In 2012, HSBC agreed to pay $1.9bn and entered into a deferred prosecution agreement over money-laundering allegations related to countries under US sanctions, such as Iran, and Latin American drug cartels. The tax disclosures could prompt officials to reopen the DPA and possibly scrap it.
UK government insiders said no decision to launch a criminal investigation had been taken. Any such move would be complicated by the fact that HSBC’s Swiss subsidiary was subject to Swiss jurisdiction.
HSBC declined to comment on potential UK action beyond repeating its assurance that it would work with all relevant authorities.
The bank rejected any suggestion that the US DPA could be reopened. “The DPA is a signed agreement that can only be ‘scrapped’ if HSBC breached it,” the bank said. “Conduct from 2005 to 2006 or indeed any conduct before December 2012 cannot be a breach of the DPA.”
The revelations to emerge this week included claims that HSBC’s Swiss unit handed large, untraceable bricks of cash in foreign currencies to clients and colluded with them to conceal “black” accounts from tax authorities, have provoked a political storm in several countries.
HSBC is one of about a dozen banks being investigated by the DoJ as part of a broad probe into banks in Switzerland that allegedly helped their clients avoid US taxes.Credit Suisse pleaded guilty in the case last year and paid a $2.6bn fine.
But HSBC could be in more trouble because of its multiple run-ins with the US authorities.
The DoJ is still investigating whether HSBC helped clients avoid US taxes, and, separately, whether the bankmanipulated foreign exchange markets.
In relation to those probes, officials could reopen the DPA, choose to impose other penalties, or none at all, people familiar with the case said.

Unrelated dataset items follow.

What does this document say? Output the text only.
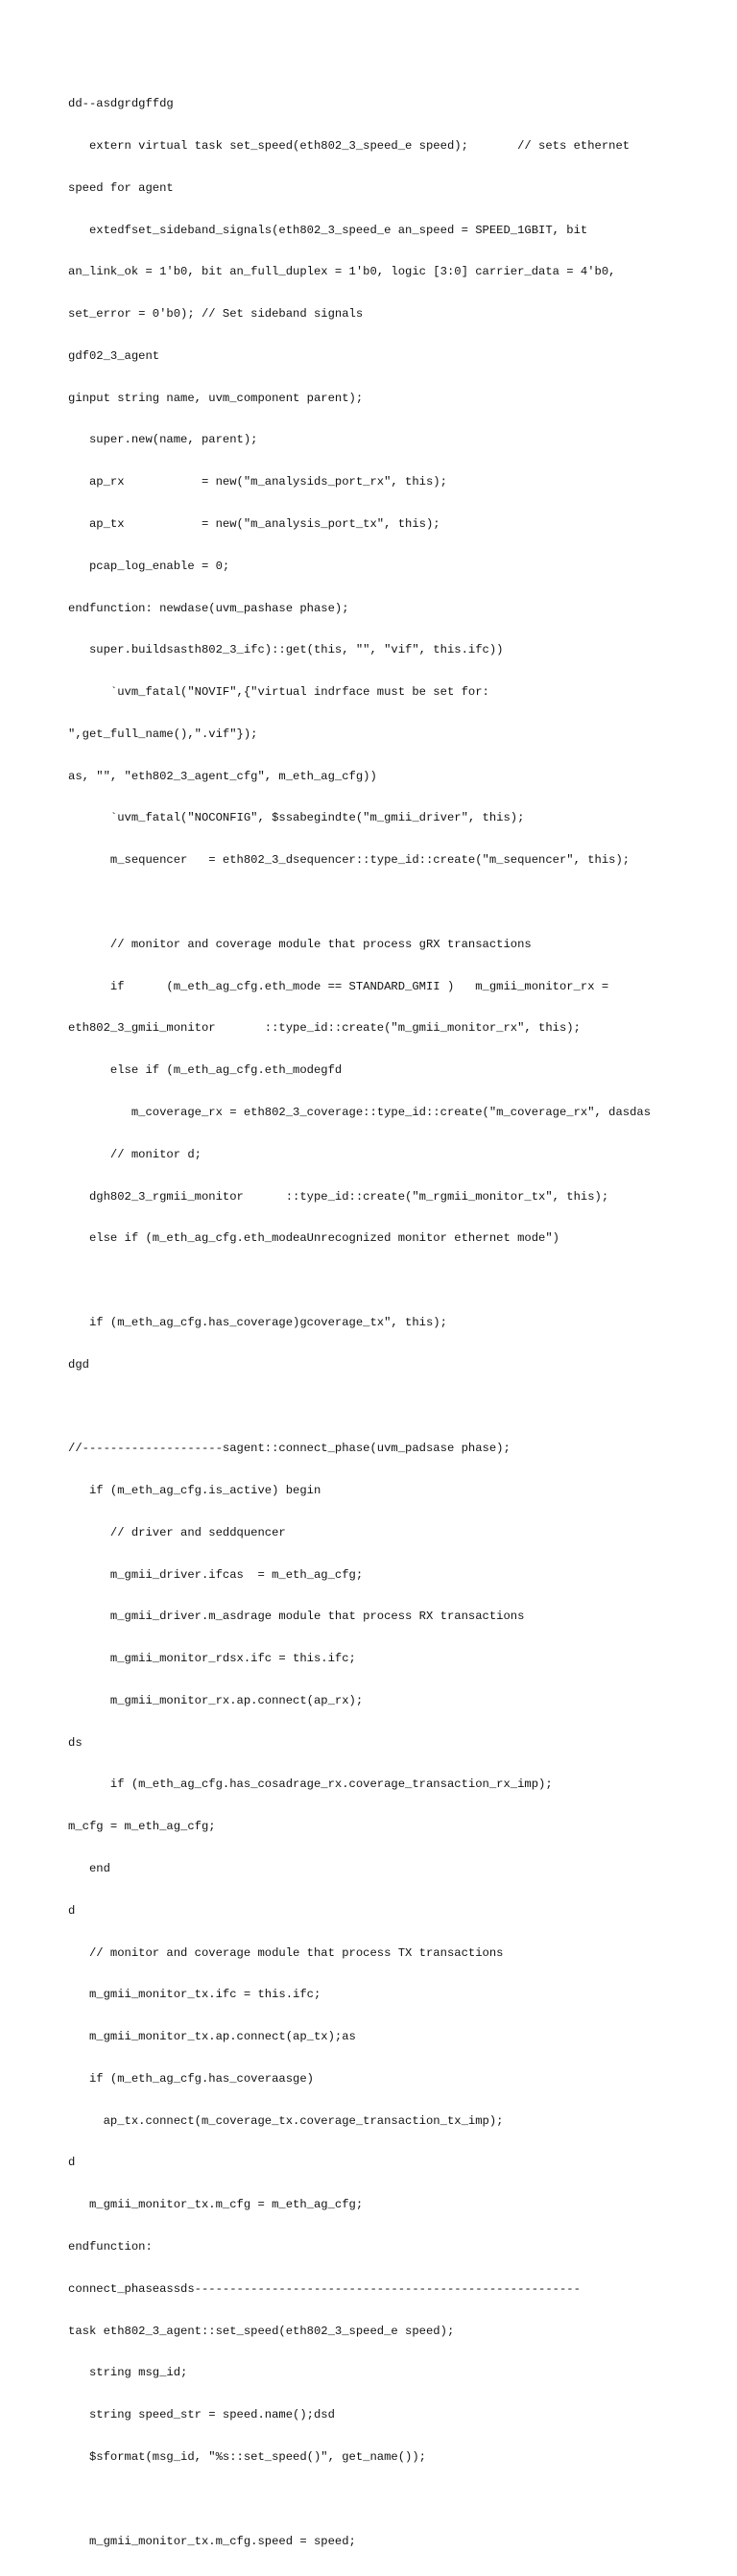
dd--asdgrdgffdg

extern virtual task set_speed(eth802_3_speed_e speed);       // sets ethernet

speed for agent

extedfset_sideband_signals(eth802_3_speed_e an_speed = SPEED_1GBIT, bit

an_link_ok = 1'b0, bit an_full_duplex = 1'b0, logic [3:0] carrier_data = 4'b0,

set_error = 0'b0); // Set sideband signals

gdf02_3_agent

ginput string name, uvm_component parent);

super.new(name, parent);

ap_rx           = new("m_analysids_port_rx", this);

ap_tx           = new("m_analysis_port_tx", this);

pcap_log_enable = 0;

endfunction: newdase(uvm_pashase phase);

super.buildsasth802_3_ifc)::get(this, "", "vif", this.ifc))

`uvm_fatal("NOVIF",{"virtual indrface must be set for:

",get_full_name(),".vif"});

as, "", "eth802_3_agent_cfg", m_eth_ag_cfg))

`uvm_fatal("NOCONFIG", $ssabegindte("m_gmii_driver", this);

m_sequencer   = eth802_3_dsequencer::type_id::create("m_sequencer", this);

// monitor and coverage module that process gRX transactions

if      (m_eth_ag_cfg.eth_mode == STANDARD_GMII )   m_gmii_monitor_rx =

eth802_3_gmii_monitor       ::type_id::create("m_gmii_monitor_rx", this);

else if (m_eth_ag_cfg.eth_modegfd

m_coverage_rx = eth802_3_coverage::type_id::create("m_coverage_rx", dasdas

// monitor d;

dgh802_3_rgmii_monitor      ::type_id::create("m_rgmii_monitor_tx", this);

else if (m_eth_ag_cfg.eth_modeaUnrecognized monitor ethernet mode")

if (m_eth_ag_cfg.has_coverage)gcoverage_tx", this);

dgd

//--------------------sagent::connect_phase(uvm_padsase phase);

if (m_eth_ag_cfg.is_active) begin

// driver and seddquencer

m_gmii_driver.ifcas  = m_eth_ag_cfg;

m_gmii_driver.m_asdrage module that process RX transactions

m_gmii_monitor_rdsx.ifc = this.ifc;

m_gmii_monitor_rx.ap.connect(ap_rx);

ds

if (m_eth_ag_cfg.has_cosadrage_rx.coverage_transaction_rx_imp);

m_cfg = m_eth_ag_cfg;

end

d

// monitor and coverage module that process TX transactions

m_gmii_monitor_tx.ifc = this.ifc;

m_gmii_monitor_tx.ap.connect(ap_tx);as

if (m_eth_ag_cfg.has_coveraasge)

ap_tx.connect(m_coverage_tx.coverage_transaction_tx_imp);

d

m_gmii_monitor_tx.m_cfg = m_eth_ag_cfg;

endfunction:

connect_phaseassds-------------------------------------------------------

task eth802_3_agent::set_speed(eth802_3_speed_e speed);

string msg_id;

string speed_str = speed.name();dsd

$sformat(msg_id, "%s::set_speed()", get_name());

m_gmii_monitor_tx.m_cfg.speed = speed;
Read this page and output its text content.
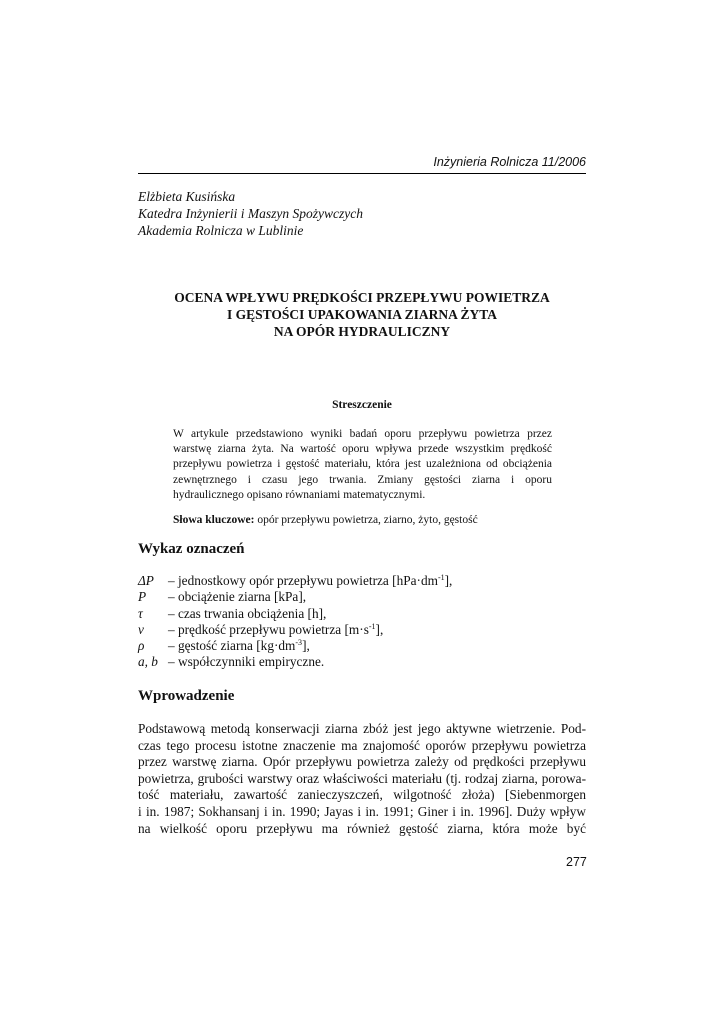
Inżynieria Rolnicza 11/2006
Elżbieta Kusińska
Katedra Inżynierii i Maszyn Spożywczych
Akademia Rolnicza w Lublinie
OCENA WPŁYWU PRĘDKOŚCI PRZEPŁYWU POWIETRZA
I GĘSTOŚCI UPAKOWANIA ZIARNA ŻYTA
NA OPÓR HYDRAULICZNY
Streszczenie

W artykule przedstawiono wyniki badań oporu przepływu powietrza przez warstwę ziarna żyta. Na wartość oporu wpływa przede wszystkim prędkość przepływu powietrza i gęstość materiału, która jest uzależniona od obciążenia zewnętrznego i czasu jego trwania. Zmiany gęstości ziarna i oporu hydraulicznego opisano równaniami matematycznymi.

Słowa kluczowe: opór przepływu powietrza, ziarno, żyto, gęstość
Wykaz oznaczeń
ΔP	– jednostkowy opór przepływu powietrza $[hPa\cdot dm^{-1}]$,
P	– obciążenie ziarna [kPa],
τ	– czas trwania obciążenia [h],
v	– prędkość przepływu powietrza $[m\cdot s^{-1}]$,
ρ	– gęstość ziarna $[kg\cdot dm^{-3}]$,
a, b – współczynniki empiryczne.
Wprowadzenie
Podstawową metodą konserwacji ziarna zbóż jest jego aktywne wietrzenie. Pod-
czas tego procesu istotne znaczenie ma znajomość oporów przepływu powietrza
przez warstwę ziarna. Opór przepływu powietrza zależy od prędkości przepływu
powietrza, grubości warstwy oraz właściwości materiału (tj. rodzaj ziarna, porowa-
tość materiału, zawartość zanieczyszczeń, wilgotność złoża) [Siebenmorgen
i in. 1987; Sokhansanj i in. 1990; Jayas i in. 1991; Giner i in. 1996]. Duży wpływ
na wielkość oporu przepływu ma również gęstość ziarna, która może być
277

The agreement did not limit the DoJ in the tax probe.
The revelations could put additional pressure on the DoJ to be tough on HSBC in the pending probes.
“The recent revelations about HSBC’s efforts to shield individuals from the laws of the US and other nations are just the latest in a long list of troubling misdeeds by the bank,” said Congresswoman Maxine Waters, the senior Democrat on the House Financial Services Committee.
“While HSBC has paid billions in fines to the United States and other nations, it outrages me that not a single individual has been prosecuted or held accountable.”
The Labour opposition focused its attack on the appointment by David Cameron of Lord Green, former HSBC chief executive and chairman, as a trade minister in 2011 — after details of the Swiss tax evasion scandal became known.
Mr Gauke said: “Lord Green was a successful trade minister. There is no evidence to suggest he was involved or complicit in tax evasion activities.”
But the role of Lord Green in the affair will come under scrutiny from the powerful Commons public accounts committee, which is investigating tax avoidance and is due to question Lin Homer, the head of HMRC, on Wednesday.
“Either he [Lord Green] didn’t know and he was asleep at the wheel, or he did know and he was therefore involved in dodgy tax practices,” said Margaret Hodge, the committee’s chairman.
Lord Green declined to comment.
HSBC said in a statement: “We acknowledge and are accountable for past compliance and control failures.” It added: “We have taken significant steps over the past several years to implement reforms and exit clients who do not meet strict new HSBC standards.”
An international group of news outlets received leaked client bank account files that were stolen in 2007 by Hervé Falciani, an IT expert at HSBC’s Swiss operation, who later fled to France and handed the files to the French government.